Estudos Em termos de estudos com propósito mais, digamos, sérios, a bibliografia é grande. É conhecida a obra do americano John Bourke, "Scatologic Rites of All Nations", de 1891 ("Ritos Escatológicos de Todas as Nações, W.H. Lowdermilk). Bourke (1843-96) era militar e serviu com as tropas no oeste dos EUA, onde conviveu com tribos indígenas, observando seus costumes; de suas anotações nasceu o livro que teve como prefaciador ninguém menos que Freud.

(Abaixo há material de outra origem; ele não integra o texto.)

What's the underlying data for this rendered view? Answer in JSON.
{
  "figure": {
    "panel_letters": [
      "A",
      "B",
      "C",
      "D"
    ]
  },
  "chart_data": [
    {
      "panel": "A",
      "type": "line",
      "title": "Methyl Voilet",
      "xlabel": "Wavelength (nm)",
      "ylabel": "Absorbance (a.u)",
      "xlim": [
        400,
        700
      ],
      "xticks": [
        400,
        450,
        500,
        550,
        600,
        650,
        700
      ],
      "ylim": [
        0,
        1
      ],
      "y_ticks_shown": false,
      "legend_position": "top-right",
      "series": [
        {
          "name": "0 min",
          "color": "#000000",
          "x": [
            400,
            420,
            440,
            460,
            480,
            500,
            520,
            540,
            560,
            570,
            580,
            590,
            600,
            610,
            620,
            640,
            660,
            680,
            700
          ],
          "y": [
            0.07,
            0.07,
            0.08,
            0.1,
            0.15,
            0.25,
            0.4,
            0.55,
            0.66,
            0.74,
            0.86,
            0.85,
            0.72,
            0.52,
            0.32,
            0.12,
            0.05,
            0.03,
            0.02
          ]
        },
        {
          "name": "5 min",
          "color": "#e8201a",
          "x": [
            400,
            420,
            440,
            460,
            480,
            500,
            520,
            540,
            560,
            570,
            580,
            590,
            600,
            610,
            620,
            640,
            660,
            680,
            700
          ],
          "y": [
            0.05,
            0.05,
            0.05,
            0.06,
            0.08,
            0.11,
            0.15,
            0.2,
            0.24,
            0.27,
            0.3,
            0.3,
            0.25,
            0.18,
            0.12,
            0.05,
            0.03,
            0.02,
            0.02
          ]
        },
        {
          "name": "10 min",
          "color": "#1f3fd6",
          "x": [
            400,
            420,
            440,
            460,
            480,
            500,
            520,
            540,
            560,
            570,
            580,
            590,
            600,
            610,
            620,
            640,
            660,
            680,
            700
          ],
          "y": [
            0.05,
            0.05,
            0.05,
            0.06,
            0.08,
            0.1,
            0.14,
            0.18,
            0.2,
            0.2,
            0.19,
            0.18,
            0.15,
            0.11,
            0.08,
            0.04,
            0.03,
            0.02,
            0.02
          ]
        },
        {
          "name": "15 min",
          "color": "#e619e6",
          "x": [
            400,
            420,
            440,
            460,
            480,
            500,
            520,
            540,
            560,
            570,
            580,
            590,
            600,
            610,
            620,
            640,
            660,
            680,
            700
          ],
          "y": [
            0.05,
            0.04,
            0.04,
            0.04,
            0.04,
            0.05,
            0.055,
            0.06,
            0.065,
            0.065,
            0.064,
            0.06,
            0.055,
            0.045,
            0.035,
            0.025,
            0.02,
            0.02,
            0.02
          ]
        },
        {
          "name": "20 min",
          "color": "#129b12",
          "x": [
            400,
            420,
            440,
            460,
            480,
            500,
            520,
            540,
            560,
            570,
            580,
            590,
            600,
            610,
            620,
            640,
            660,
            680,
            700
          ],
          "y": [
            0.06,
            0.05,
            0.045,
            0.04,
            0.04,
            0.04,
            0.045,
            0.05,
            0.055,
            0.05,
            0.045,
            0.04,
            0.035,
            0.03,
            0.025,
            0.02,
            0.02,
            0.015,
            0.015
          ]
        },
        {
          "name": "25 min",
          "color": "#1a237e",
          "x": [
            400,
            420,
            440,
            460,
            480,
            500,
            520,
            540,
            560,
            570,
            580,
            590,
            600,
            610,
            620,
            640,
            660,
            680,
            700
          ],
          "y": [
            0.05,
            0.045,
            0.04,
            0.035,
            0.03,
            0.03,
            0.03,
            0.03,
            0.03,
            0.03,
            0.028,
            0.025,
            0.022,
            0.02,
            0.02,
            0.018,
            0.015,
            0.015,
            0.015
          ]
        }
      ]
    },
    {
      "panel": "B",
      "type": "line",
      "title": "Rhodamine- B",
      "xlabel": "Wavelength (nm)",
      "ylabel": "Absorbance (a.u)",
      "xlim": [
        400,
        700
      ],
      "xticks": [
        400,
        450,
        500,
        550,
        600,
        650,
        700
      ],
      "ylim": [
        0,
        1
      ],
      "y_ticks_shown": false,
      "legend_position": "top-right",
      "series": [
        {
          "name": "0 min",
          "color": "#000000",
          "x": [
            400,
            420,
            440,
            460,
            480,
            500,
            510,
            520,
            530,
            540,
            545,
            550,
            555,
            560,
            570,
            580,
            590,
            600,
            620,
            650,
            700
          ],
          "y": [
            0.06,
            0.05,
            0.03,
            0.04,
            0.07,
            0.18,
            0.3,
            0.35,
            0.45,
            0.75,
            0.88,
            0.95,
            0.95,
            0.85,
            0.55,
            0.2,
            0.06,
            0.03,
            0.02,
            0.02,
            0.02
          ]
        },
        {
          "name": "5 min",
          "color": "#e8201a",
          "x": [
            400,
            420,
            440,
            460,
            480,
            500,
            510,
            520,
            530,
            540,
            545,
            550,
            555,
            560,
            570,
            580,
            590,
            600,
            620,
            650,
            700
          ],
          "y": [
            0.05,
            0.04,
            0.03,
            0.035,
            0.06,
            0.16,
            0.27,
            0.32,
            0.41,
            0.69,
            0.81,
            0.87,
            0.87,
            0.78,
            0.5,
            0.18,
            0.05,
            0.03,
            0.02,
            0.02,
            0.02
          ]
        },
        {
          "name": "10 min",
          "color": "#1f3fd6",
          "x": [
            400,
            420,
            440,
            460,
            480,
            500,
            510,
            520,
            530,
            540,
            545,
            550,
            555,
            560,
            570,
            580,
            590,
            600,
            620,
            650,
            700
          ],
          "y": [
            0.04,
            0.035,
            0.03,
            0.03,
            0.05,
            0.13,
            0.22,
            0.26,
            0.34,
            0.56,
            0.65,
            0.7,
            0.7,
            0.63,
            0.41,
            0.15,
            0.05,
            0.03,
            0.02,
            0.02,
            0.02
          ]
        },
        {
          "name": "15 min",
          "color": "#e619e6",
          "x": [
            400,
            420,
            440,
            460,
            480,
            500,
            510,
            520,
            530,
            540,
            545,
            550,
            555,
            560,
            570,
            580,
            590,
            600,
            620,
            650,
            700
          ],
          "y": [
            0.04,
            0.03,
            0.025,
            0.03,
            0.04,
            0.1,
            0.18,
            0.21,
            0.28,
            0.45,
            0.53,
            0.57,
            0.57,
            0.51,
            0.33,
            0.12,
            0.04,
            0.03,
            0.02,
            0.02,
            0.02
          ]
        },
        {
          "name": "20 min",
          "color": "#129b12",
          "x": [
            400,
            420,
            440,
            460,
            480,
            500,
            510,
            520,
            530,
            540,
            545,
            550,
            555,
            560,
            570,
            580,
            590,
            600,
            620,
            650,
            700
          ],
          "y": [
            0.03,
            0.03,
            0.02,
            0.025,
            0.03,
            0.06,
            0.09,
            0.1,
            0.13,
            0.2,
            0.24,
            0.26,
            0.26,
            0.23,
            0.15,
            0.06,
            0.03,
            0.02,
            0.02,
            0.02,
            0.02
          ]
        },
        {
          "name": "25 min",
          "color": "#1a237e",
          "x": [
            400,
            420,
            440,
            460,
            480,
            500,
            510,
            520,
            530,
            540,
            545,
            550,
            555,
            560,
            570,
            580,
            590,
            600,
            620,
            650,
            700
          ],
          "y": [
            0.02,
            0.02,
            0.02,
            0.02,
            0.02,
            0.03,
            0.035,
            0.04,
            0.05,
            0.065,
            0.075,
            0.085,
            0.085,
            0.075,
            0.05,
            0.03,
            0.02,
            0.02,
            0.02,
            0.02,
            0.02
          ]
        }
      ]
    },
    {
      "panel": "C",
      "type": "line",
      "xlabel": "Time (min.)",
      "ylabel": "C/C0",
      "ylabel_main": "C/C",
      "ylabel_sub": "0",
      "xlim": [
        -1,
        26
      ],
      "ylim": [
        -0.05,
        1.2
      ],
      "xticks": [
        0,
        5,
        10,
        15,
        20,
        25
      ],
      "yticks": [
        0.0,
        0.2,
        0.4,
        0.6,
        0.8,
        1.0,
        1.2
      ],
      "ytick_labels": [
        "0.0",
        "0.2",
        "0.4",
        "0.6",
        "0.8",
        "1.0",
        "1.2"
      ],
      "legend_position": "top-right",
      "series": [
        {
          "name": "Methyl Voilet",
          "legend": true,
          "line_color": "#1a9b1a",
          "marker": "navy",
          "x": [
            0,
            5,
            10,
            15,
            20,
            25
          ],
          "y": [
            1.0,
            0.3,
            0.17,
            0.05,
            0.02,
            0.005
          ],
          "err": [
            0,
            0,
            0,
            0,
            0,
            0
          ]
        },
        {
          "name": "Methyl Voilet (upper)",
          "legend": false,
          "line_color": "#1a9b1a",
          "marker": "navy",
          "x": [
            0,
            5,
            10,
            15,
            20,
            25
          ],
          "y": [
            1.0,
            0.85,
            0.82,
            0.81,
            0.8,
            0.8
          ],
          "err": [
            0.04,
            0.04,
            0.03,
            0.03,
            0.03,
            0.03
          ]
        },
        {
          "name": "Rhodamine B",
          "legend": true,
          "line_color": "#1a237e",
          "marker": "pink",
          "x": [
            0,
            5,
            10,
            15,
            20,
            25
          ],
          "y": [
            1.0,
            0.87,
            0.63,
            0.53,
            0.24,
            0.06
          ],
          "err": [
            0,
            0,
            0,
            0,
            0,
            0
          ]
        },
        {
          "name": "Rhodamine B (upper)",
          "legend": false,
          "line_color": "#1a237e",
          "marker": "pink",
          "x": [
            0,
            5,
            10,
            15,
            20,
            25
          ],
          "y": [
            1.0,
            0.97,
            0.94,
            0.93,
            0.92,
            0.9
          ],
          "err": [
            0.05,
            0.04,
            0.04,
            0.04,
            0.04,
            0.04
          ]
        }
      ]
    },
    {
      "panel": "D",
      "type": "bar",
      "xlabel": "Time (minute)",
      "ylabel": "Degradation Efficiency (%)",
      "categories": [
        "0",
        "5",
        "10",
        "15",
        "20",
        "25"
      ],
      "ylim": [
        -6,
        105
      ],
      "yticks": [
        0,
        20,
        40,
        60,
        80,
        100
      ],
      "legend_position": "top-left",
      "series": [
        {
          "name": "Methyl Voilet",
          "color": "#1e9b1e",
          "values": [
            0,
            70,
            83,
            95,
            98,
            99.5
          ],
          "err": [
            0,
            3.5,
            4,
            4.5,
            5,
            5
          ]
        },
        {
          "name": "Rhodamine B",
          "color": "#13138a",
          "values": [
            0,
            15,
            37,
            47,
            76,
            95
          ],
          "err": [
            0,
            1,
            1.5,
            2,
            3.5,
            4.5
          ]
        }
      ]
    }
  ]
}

Mais recentemente apareceram "Histoire de la Merde" (1978, ed. Christian Bourgois), de Dominique Laporte, que segue a linha da história cultural tão ao gosto dos franceses da Escola dos Anais; e "Merde - Excursions in Scientific, Cultural and Socio-Historical Coprology" ("Merda - excursões na coprologia científica, cultural e sócio-histórica", Random House), de Ralph A. Lewin, professor na Universidade da California (mas de biologia marinha; a área pode não ter muito a ver, mas vale o princípio da interdisciplinaridade).

O interesse científico no assunto talvez leve a rumos imprevistos. Recentemente a Folha noticiou que um novo tipo de automóvel foi lançado no Reino Unido: um VW New Beetle movido a biometano, gás extraído dos dejetos. Mr. Methane deve estar adorando.